Tinjauan lain dikemukakan oleh Ibrahim Abdurrahman Khalifah, beliau mengartikan al-dakhîl sebagai sesuatu yang masuk ke dalam tubuh ataupun akal manusia, berupa penyakit atau sesuatu yang jelek.[5] Adapun Ali Mukhaimir mengartikannya sebagai setiap unsur asing yang masuk dan tidak sesuai dengan koridor-koridor lingkungan setempat, baik dari tutur kata dan lain semacamnya.[6] Semua pengertian tersebut menggambarkan kerusakan pada materi yang dimasukinya. Sehingga dapat disimpulkan bahwa sekilas makna al-dakhîl yang telah dikemukakan, semuanya mengarah pada satu titik temu bahwa kata al-dakhîl tidak keluar dari sesuatu yang masuk dari luar yang tidak memiliki asal sedikitpun dalam objek yang dimasukinya.

Berangkat dari pengertian diatas, al-Dakhīl juga diartikan sebagai bagian luar yang menyimpang, tidak ada keterkaitan dengan yang ada di dalam, dan yang di dalam juga tidak mencakup yang diluar itu, seperti seseorang yang berada diluar pintu, dia tidak berkaitan dengan apa yang ada di dalamnya, karena dia mempunyai bid’ah tertentu yang menyebabkannya terhalangi dari sifat keterkaitan.[7] Akibat kerahasiaan (kesamaran) yang masuk tersebut, maka usaha untuk mengungkapkannya membutuhkan suatu pemikiran yang serius.

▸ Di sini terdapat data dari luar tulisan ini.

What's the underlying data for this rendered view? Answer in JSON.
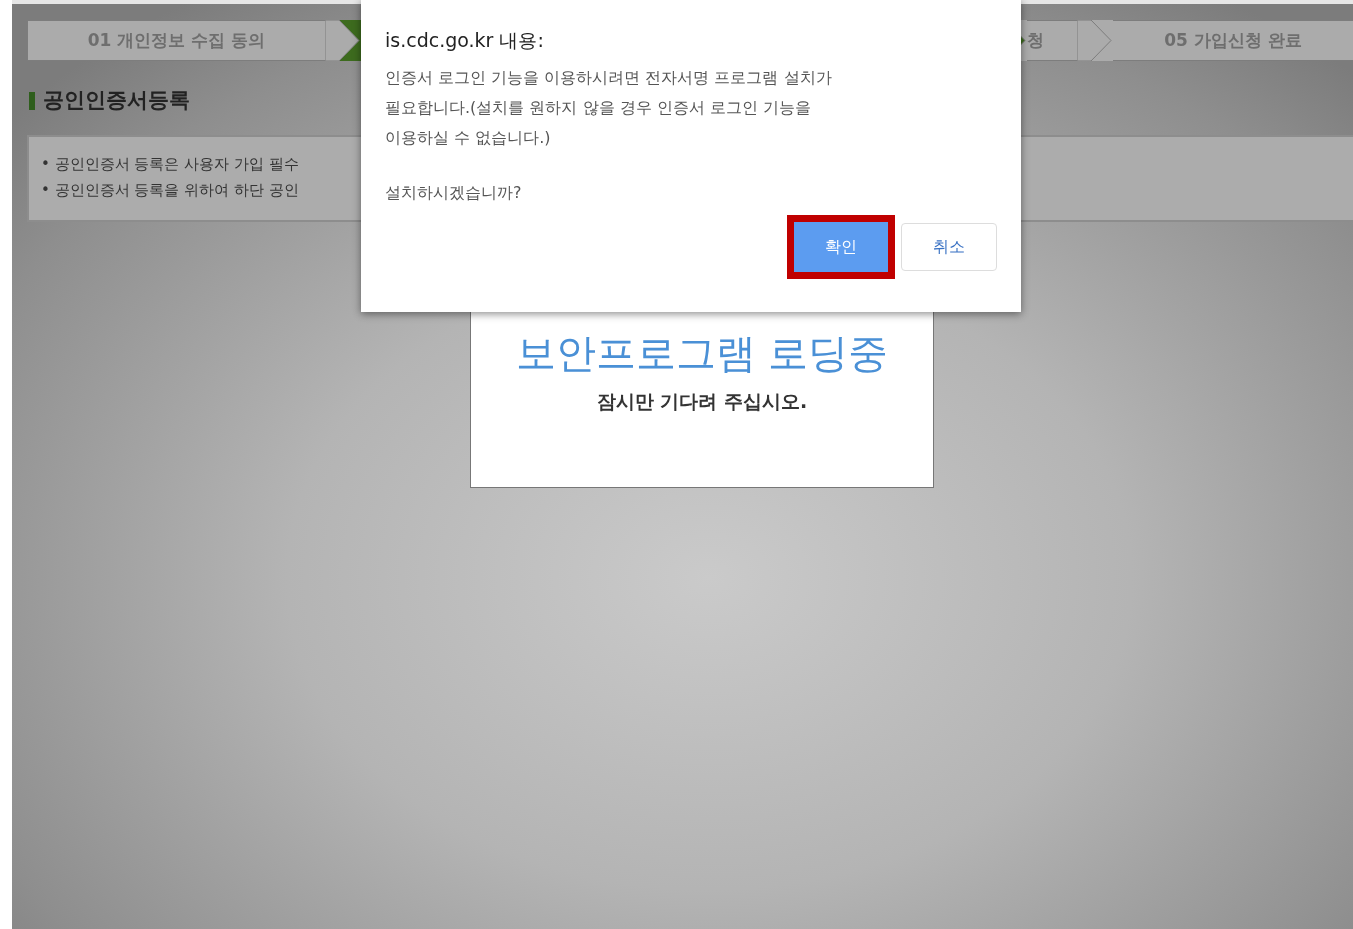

Sedangkan secara istilah, al-dakhîl (الدخيل) menurut ulama tafsir sebagaimana yang telah didefinisikan Ibrahim Abdurrahman Khalifah adalah penafsiran al-Qur’an yang tidak memiliki sumber yang jelas dalam Islam, baik itu tafsir yang menggunakan riwayat-riwayat dari hadis dho’if (lemah) dan palsu, ataupun menafsirkannya dengan tafsiran yang sesat dari sang penafsir itu sendiri karena lalai atau ada unsur kesengajaan.[8] Abdul Wahab Fayad memaknai al-dakhîl (الدخيل) dengan menafsirkan al-Qur’an dengan metode dan atau dengan cara yang bukan dari Islam.[9] Sedangkan Jum’ah Ali Abdul Qadir mendefinisikan al-dakhîl (الدخيل) dengan penafsiran yang tidak memiliki orisinalitas agama dari sisi pemaknaan karena ada unsur kecacatan dalam penafsiran al-Qur’an yang ditafsiri secara tiba-tiba (kesengajaan), lalai atau kontemporisasi penafsiran yang disesuaikan dengan situasi kondisi kejadian setelah wafatnya nabi Muhammad Saw.[10]

Berdasarkan pengertian di atas, maka al-dakhîl (الدخيل) dalam tafsir adalah suatu aib atau cacat yang bersumber dari pemikiran rusak atau unsur asing yang sengaja disisipkan ke dalam beberapa bentuk tafsir al-Qur’an. Dalam ruang lingkup tafsir, kata al-dakhîl (الدخيل) berlawanan dengan kata al-Ashil (الأصيل). Menurut bahasa, al-Ashil (الأصيل) adalah sesuatu yang memiliki asal yang kuat dalam objek yang dimasukinya. Sedangkan menurut istilah, al-Ashil adalah Tafsir yang berlandaskan kepada al-Quran dan al-Sunnah atau pendapat sahabat dan tabi’in, atau berdasarkan ijtihad dan ra’yu yang sesuai dengan kaidah bahasa arab dan kaidah-kaidah dalam penafsiran.[11]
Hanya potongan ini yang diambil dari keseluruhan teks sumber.